Downsides and Considerations:

- I wouldn’t use it for offwidth/chimneying or much beyond 5.9, because it’s not super durable against abrasion and does obscure gear loops and feet.

- I wouldn’t use it for temps much below 25F. The bottles will start to freeze and are not easy to open/close with bigger gloves on.

- These bottles from CAMP and others like them are not immediately compatible with water filtration systems like Nalgenes are (if you care about that kind of thing).
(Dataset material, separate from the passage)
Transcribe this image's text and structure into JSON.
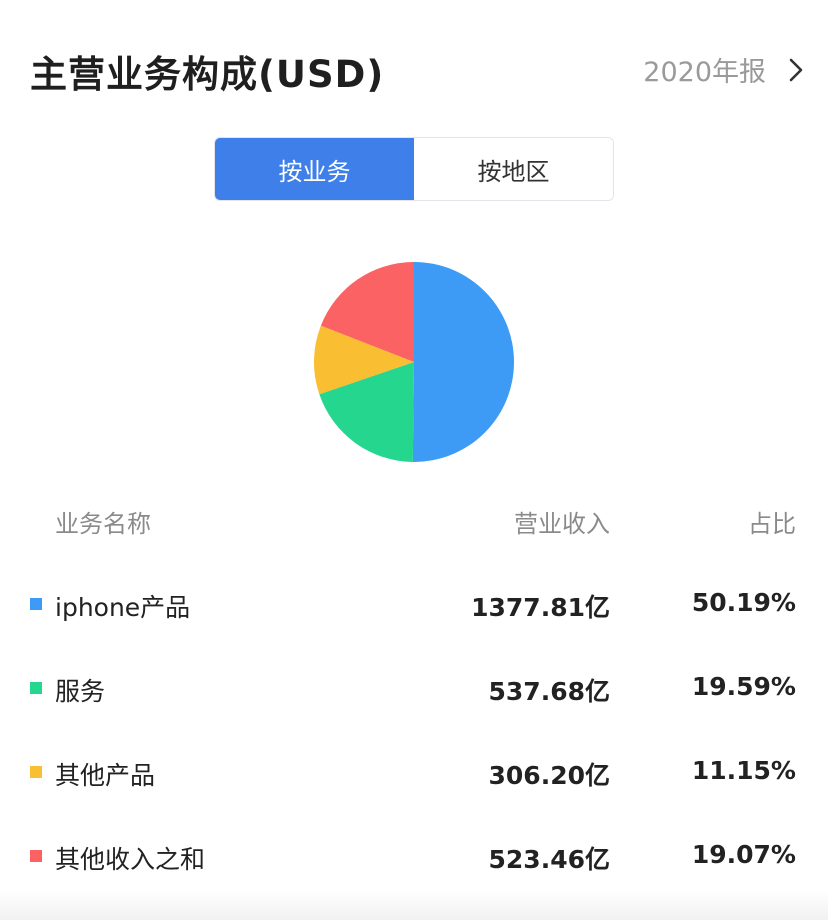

- Carrying a full liter of water on your chest can be heavy. I’m using the 500ml flasks, but smaller sizes are available.

 

In general, I’m really stoked on this set up. I’ve climbed numerous mountains and alpine rock routes with this method and so far it works really well. Depending on the objective and schedule, I may want to carry more water, or have the option to store additional water overnight. In that case, I include a 2L MSR DromLite reservoir. This fixes the last 3 downsides I listed above. I marked my DromLite with a sharpie at the 1L line so I can ration water more easily. The ability to pack these little bags down to almost nothing really appeals to me. I also really like the design for the lid, which has 3 different options for drinking. The flip nozzle also doubles as a great irrigation tool for cleaning out cuts and scrapes.

 

 

 

Fall & Winter Climbing

 

For colder weather climbing, the exposed flasks on the chest straps will eventually freeze. The salts contained in Gatorade or other electrolyte drinks will lower the freezing temperature of your water, which helps but doesn’t solve the problem. The issue then becomes: how to easily access water, on the go, and keep it from freezing. Hydro Flask makes some excellent insulated bottles, which keeps a drink mix at a stable temperature for many hours. I’ve used their 40oz bottle with some success, affixed to my backpack’s waistbelt using a carabiner.
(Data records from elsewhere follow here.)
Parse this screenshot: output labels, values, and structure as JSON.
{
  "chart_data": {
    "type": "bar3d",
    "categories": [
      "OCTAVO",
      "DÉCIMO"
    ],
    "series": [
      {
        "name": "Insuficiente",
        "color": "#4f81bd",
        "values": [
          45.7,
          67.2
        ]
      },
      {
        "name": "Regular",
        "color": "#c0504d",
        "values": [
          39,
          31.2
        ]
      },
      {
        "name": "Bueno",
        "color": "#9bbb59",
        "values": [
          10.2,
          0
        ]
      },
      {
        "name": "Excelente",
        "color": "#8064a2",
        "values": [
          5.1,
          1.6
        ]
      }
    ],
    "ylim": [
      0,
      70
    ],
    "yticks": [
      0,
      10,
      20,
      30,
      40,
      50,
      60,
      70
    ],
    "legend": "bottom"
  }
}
A piece of p-cord around the neck works well for a secure attachment. The obvious hole in the Straw Lid will also work with some carabiners. The hole is actually wide enough that most of the small, lightweight 'biners barely fit and it becomes difficult to operate the gate, hence the p-cord solution.

 

 

Any carabiner attachment is plagued by an irritating swinging motion. In addition to looking like a shitshow, this type of attachment can get hooked on things and compromise your balance or movement. As well, the Hydro Flask, although very insulating, is freaking heavy. My 40oz size with a Straw Lid weighs 17.5 oz, then add an ounce for a carabiner. Coming in at over a pound just to carry water is a bit ridiculous.

 

A much better method is to use one of the Outdoor Research water bottle parkas to add extra insulation around a Nalgene. I'm not quite sure why more companies have not developed similar insulation systems, but good on ya OR! These things are rad. The latest version of the parka with a standard Nalgene weights 11 oz. This saves nearly half of pound compared to the Hydro Flask. 

 

One of the biggest benefits to the bottle parka is a solid, wide strap of velcro, which can be used to attach the bottle to a harness, waistbelt, backpack, etc. This eliminates the swinging motion while keeping the bottle at your side. With this method, water stays warm and accessible. However, the wasted space problem still exists. Theoretically, you could use a collapsable flask in the bottle parka, but this seems like it would be annoying because the parka is not designed for this type of use. The only other minor gripe I have with this method is that with the parka strapped to the waist belt of my backpack, it does brush against my arms while skiing and climbing to some extent. Not a big deal though.

 

For longer trips or where water is scarce, I'll again pair this with a DromLite bag inside the pack. 

 

 Carrying a nalgene with OR's bottle parka on the backpack waistbelt while climbing steep snow.

 

 

 

Top: Detail on the velcro attachment system. The strap is actually sandwiched between two different pieces of velcro for extra security. 

Bottom: Attached to a backpack waistbelt.